Hi all, I have been in a relationship with a man with PTSD for about 10 months. What I can say is that they hate themselves A LOT. They would find all sorts of artifices not to commit to you, some of which WILL break your heart. They appear to have no roots, no moral compass but the truth is they feel unworthy of being loved and are petrified at the thought that one day you will tell them just that. And leave them. They are some of the most fragile souls I have ever met. Yet so beautiful...

The only way to be in a relationship with them is to be selfless. If you start thinking about yourself and what you aren't getting, you are just going to get hurt. And worse, they react very badly to being made to feel guilty. It is a self defense mechanism, and they would rather walk away than say sorry. Because their burden is already heavier than they can take.

So if you have self confidence and can love unconditionally for 2, go for it.

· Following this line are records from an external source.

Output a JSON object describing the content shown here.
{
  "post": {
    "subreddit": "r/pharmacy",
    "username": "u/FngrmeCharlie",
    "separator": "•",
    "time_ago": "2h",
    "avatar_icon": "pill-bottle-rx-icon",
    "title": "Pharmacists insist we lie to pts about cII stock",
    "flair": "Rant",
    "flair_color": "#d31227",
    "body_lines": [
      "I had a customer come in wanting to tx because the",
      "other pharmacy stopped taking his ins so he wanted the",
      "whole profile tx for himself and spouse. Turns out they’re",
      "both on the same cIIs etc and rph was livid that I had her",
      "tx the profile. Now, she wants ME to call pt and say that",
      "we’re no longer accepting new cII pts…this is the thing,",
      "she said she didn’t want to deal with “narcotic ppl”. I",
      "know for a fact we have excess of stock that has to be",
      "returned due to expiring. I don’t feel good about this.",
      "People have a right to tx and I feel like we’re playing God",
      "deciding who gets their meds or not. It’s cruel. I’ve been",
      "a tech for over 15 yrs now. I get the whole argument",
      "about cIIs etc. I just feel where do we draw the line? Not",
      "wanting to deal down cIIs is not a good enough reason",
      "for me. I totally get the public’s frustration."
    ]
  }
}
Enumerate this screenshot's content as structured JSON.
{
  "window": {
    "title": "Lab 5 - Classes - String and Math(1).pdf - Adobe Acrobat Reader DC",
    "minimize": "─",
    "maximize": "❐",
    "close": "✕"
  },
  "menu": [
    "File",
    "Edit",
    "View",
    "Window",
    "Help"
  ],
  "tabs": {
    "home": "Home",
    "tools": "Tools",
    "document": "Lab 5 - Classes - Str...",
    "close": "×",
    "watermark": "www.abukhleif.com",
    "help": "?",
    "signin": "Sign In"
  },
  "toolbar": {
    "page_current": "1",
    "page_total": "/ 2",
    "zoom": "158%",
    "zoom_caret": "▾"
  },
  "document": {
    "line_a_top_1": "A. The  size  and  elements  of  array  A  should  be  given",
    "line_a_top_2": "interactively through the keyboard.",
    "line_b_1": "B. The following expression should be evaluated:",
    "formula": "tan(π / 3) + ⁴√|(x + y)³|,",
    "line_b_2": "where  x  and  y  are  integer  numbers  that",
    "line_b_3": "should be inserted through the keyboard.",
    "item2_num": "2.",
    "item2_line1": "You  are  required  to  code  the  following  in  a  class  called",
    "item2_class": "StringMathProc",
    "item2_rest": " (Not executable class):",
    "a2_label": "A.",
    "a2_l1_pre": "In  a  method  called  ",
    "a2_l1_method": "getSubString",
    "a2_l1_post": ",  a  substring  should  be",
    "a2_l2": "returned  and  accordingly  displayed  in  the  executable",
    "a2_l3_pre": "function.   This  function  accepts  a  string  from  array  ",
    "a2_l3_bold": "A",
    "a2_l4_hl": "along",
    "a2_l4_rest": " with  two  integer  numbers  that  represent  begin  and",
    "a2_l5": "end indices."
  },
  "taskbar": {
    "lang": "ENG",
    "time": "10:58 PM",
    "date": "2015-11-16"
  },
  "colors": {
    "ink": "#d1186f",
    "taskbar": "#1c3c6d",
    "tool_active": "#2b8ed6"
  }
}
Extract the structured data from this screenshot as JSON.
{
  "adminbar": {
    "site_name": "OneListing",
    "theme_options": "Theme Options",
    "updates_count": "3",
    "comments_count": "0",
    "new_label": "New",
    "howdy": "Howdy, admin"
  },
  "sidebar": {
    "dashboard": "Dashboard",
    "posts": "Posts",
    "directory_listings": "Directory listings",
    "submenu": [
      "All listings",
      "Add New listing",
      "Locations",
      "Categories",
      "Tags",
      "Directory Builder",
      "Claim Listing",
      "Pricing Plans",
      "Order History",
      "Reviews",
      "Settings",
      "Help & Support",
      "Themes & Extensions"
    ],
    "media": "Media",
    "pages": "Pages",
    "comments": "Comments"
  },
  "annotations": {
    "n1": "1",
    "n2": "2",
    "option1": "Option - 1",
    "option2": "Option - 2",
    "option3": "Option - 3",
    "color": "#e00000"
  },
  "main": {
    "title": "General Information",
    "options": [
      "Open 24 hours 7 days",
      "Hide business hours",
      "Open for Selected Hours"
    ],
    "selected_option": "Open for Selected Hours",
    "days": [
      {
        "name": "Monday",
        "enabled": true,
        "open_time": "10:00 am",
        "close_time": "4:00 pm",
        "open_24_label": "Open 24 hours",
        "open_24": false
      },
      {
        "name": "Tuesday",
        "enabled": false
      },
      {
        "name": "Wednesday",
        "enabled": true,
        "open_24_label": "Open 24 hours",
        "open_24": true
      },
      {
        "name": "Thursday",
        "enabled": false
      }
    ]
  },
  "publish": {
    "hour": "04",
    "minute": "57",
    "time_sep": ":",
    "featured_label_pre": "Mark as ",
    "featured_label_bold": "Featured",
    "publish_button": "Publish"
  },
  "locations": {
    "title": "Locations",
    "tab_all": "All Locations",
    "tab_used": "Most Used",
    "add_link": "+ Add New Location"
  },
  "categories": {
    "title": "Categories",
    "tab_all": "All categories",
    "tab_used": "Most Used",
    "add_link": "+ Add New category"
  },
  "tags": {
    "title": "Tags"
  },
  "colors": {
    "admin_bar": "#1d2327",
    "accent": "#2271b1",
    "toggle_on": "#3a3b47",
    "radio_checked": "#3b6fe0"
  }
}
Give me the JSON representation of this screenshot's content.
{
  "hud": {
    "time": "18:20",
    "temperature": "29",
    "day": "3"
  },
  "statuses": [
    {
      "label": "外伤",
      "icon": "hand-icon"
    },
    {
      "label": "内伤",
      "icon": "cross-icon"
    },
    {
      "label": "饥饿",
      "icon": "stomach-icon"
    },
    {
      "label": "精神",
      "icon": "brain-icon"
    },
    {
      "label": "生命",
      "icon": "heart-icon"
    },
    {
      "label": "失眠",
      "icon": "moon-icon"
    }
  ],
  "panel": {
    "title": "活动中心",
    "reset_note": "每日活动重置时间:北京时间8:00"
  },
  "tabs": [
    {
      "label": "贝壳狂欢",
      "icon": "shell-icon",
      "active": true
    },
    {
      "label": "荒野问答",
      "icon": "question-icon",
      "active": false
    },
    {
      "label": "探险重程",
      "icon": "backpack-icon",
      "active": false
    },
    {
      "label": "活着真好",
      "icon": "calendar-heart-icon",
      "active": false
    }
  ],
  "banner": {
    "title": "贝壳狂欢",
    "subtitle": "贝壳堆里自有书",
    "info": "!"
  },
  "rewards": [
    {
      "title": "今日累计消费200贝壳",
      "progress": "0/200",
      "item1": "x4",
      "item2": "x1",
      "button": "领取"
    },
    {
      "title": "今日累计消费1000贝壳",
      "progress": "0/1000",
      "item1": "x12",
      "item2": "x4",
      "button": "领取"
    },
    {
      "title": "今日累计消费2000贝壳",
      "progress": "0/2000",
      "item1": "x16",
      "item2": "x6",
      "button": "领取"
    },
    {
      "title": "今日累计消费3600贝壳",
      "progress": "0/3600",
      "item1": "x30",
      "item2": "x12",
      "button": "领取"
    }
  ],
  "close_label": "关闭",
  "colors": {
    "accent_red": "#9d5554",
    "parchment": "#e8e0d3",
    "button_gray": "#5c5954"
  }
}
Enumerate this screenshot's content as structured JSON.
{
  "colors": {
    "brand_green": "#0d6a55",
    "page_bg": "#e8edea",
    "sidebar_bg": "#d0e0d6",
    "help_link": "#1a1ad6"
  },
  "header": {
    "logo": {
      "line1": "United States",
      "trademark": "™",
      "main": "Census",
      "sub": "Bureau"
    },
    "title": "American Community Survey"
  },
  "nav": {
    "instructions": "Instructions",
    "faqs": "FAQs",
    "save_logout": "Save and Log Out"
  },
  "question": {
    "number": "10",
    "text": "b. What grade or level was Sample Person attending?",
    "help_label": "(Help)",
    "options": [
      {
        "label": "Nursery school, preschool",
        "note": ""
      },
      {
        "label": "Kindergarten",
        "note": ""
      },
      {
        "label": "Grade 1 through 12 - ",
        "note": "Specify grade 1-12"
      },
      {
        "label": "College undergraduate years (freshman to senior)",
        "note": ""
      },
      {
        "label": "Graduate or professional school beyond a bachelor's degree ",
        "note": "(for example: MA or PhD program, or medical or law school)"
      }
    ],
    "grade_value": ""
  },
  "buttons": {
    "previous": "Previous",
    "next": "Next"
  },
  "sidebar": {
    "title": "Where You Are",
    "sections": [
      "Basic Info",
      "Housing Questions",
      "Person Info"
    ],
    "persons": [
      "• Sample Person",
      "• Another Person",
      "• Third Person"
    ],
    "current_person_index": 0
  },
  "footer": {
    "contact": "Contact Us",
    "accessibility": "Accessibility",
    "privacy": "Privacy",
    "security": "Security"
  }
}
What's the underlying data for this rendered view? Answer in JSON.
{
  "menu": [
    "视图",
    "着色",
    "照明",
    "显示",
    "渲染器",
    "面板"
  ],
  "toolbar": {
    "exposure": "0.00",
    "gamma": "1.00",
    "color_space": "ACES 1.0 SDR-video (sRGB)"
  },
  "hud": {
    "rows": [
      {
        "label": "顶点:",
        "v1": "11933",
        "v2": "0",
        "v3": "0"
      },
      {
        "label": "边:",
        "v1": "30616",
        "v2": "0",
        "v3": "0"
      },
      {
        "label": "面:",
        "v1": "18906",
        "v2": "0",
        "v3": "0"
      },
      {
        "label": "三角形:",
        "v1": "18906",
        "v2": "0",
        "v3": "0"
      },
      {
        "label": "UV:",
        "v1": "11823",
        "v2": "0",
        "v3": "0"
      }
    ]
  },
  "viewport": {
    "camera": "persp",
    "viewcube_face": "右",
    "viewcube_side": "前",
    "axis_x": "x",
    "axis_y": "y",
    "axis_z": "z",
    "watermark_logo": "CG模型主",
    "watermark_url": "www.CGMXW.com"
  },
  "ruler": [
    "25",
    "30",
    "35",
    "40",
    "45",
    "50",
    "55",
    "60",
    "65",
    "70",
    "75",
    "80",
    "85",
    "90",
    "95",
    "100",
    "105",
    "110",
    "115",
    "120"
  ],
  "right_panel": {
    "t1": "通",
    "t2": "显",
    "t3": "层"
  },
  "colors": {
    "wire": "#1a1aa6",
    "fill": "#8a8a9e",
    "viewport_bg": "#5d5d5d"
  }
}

Seeing the true person inside past all that pain, even for a few minutes, brings a lot more satisfaction than all the roses and chocolates and serenades in the world. Because it means you made them feel loved. You made the pain go away and they took a breath of life.

Don't think they don't know. They are hyper aware, as pain makes them hypersensitives. They will see your pain, but will deny it because it would be like the drop that makes the glass of water overflow... I don't know if I will win this battle, but I have faith. The same faith he had when bullets were flying past him.

It only takes a small candle to light up a dark room.